The Bank of England was given autonomy to set interest rates in 1997. The government set the Monetary Policy Committee MPC a target of inflation – 2%
For the period 1997-2008, the Bank helped preside over a long period of economic expansion. They avoided a boom and bust economic cycle – keeping inflation low. However, in 2008, the UK entered a deep recession and many feel the Bank could have done more to prevent the downturn.
- Firstly, the Bank gave little importance to the credit boom and bust; they also did not worry too much about the boom in house prices. By focusing on CPI inflation, they ignored the underlying disequilibrium which occured in the economy.

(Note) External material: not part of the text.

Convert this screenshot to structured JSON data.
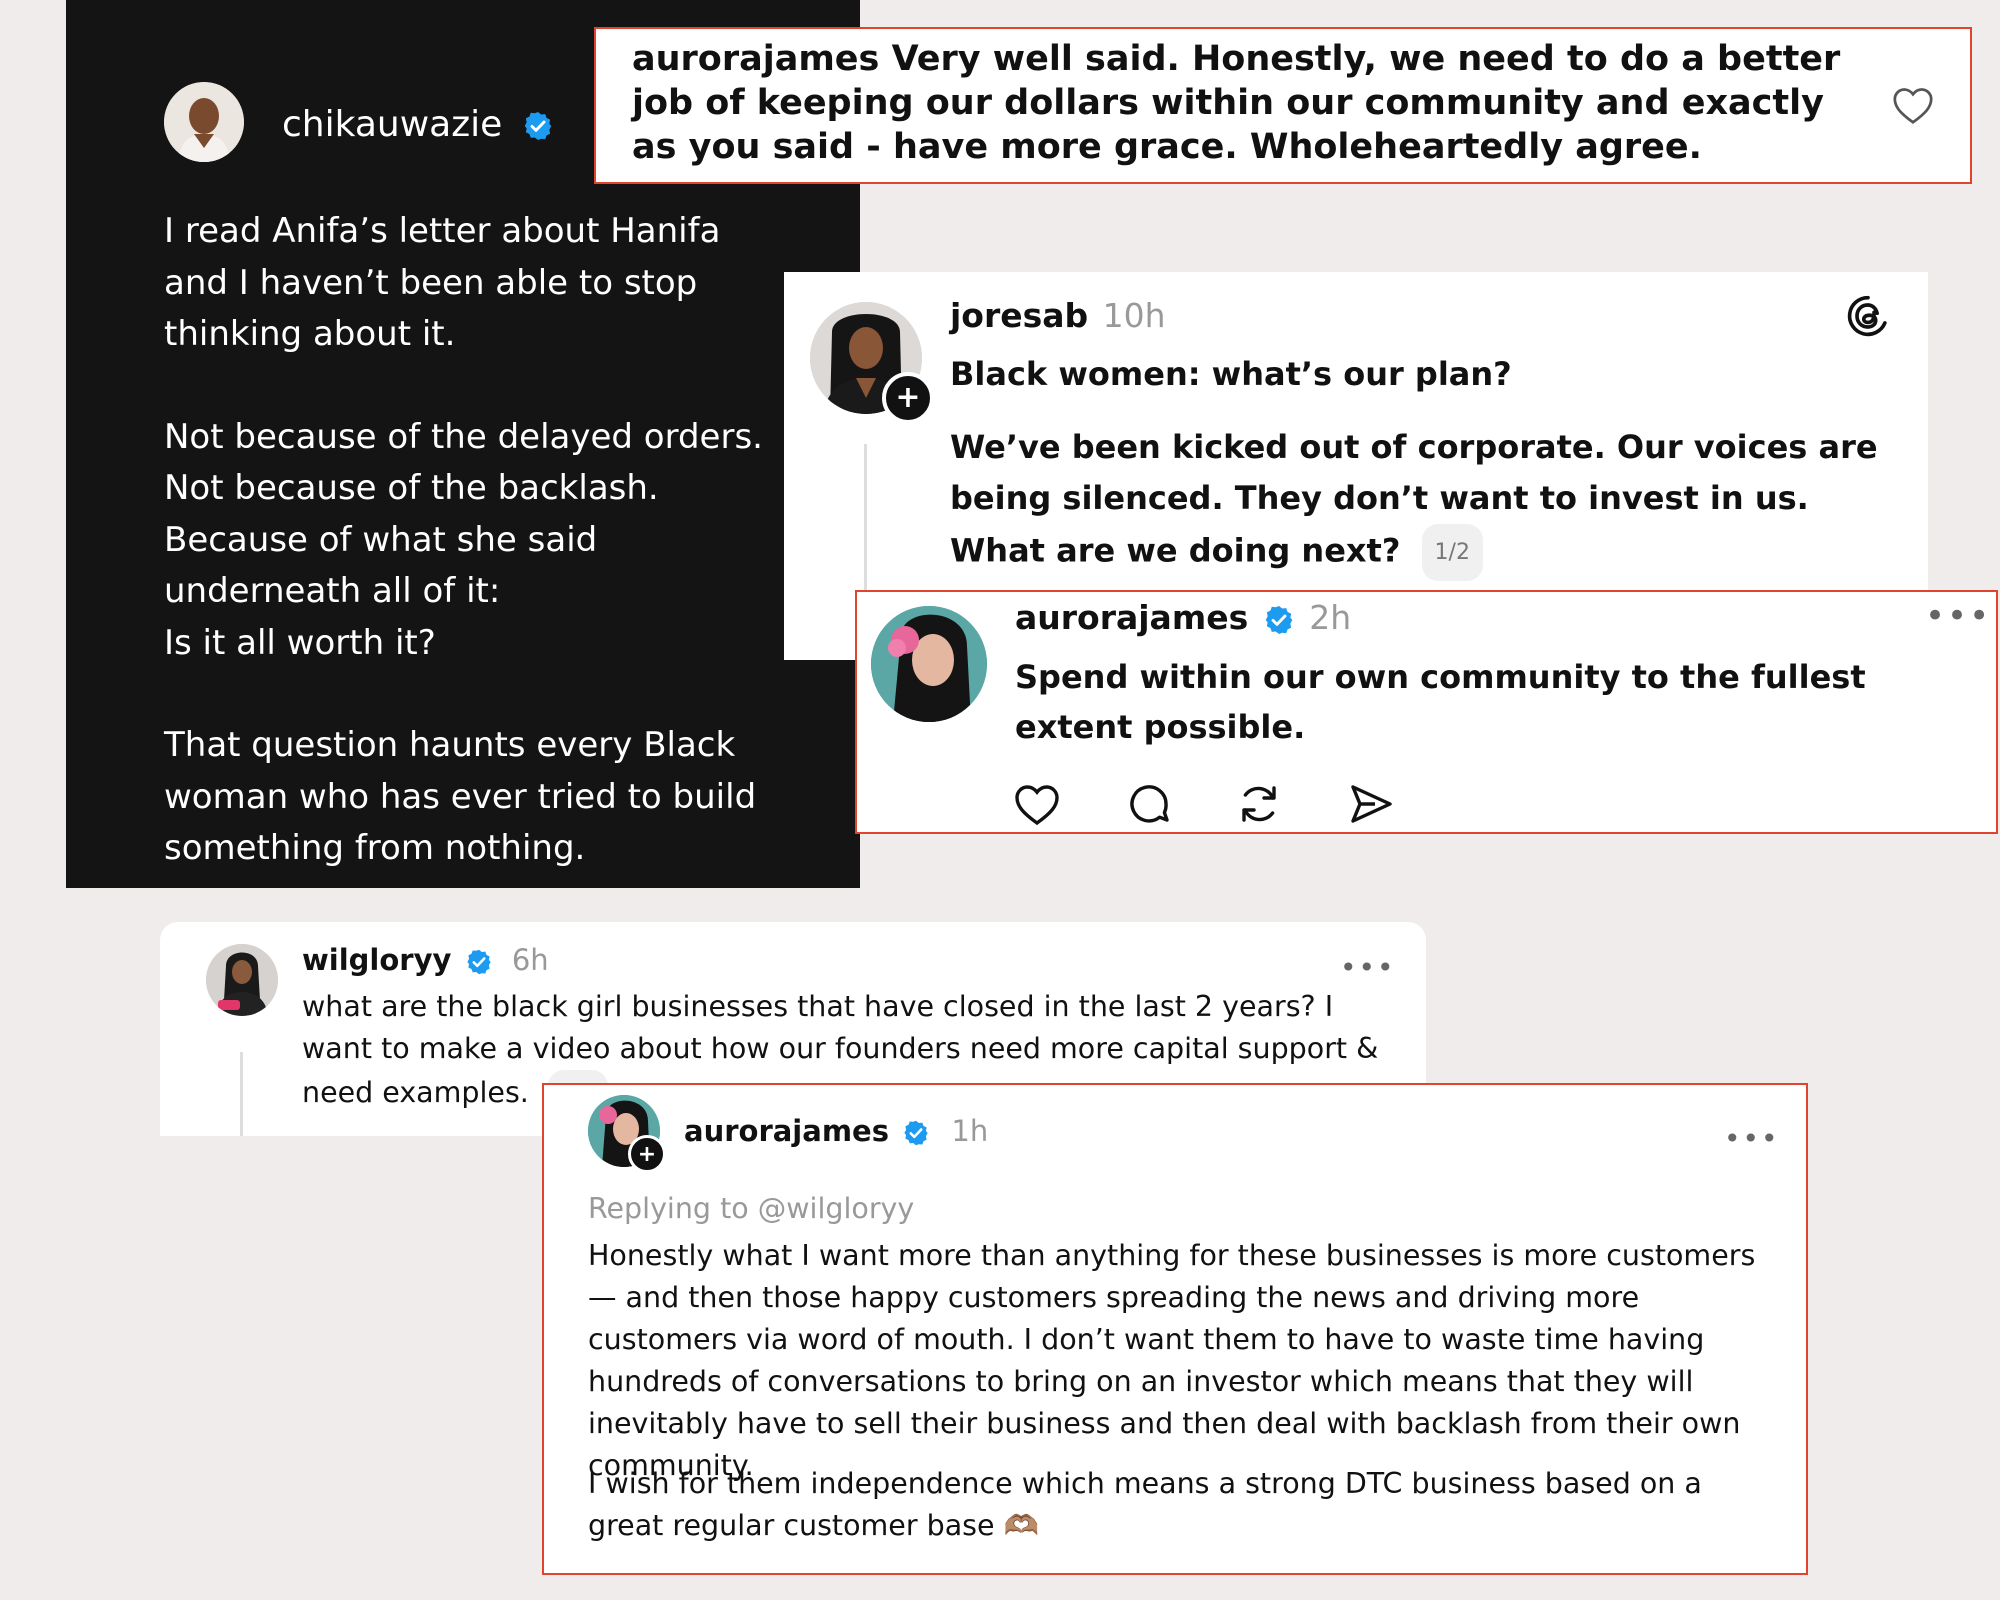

- Secondly, they could be criticised for keeping interest rates too high for too long. Due to temporary cost push inflation, the Bank kept interest rates over 5% even though signs of an economic downturn were appearing. In recognition of the unexpected slowdown they cut interest rates aggressively from September 2008 to record historic lows.
Support for Bank Of England
1. Their remit was inflation not housing. The MPC were given a target for inflation. With only interest rates as a tool to stabilise their economy. It was not really their job to stabilise a boom in house prices. This would have required different policies such as rationning credit in the boom.
It was difficult to forecast the speed of the downturn in the economy. The impact of the credit crunch was a global phenomenon which made monetary policy difficult.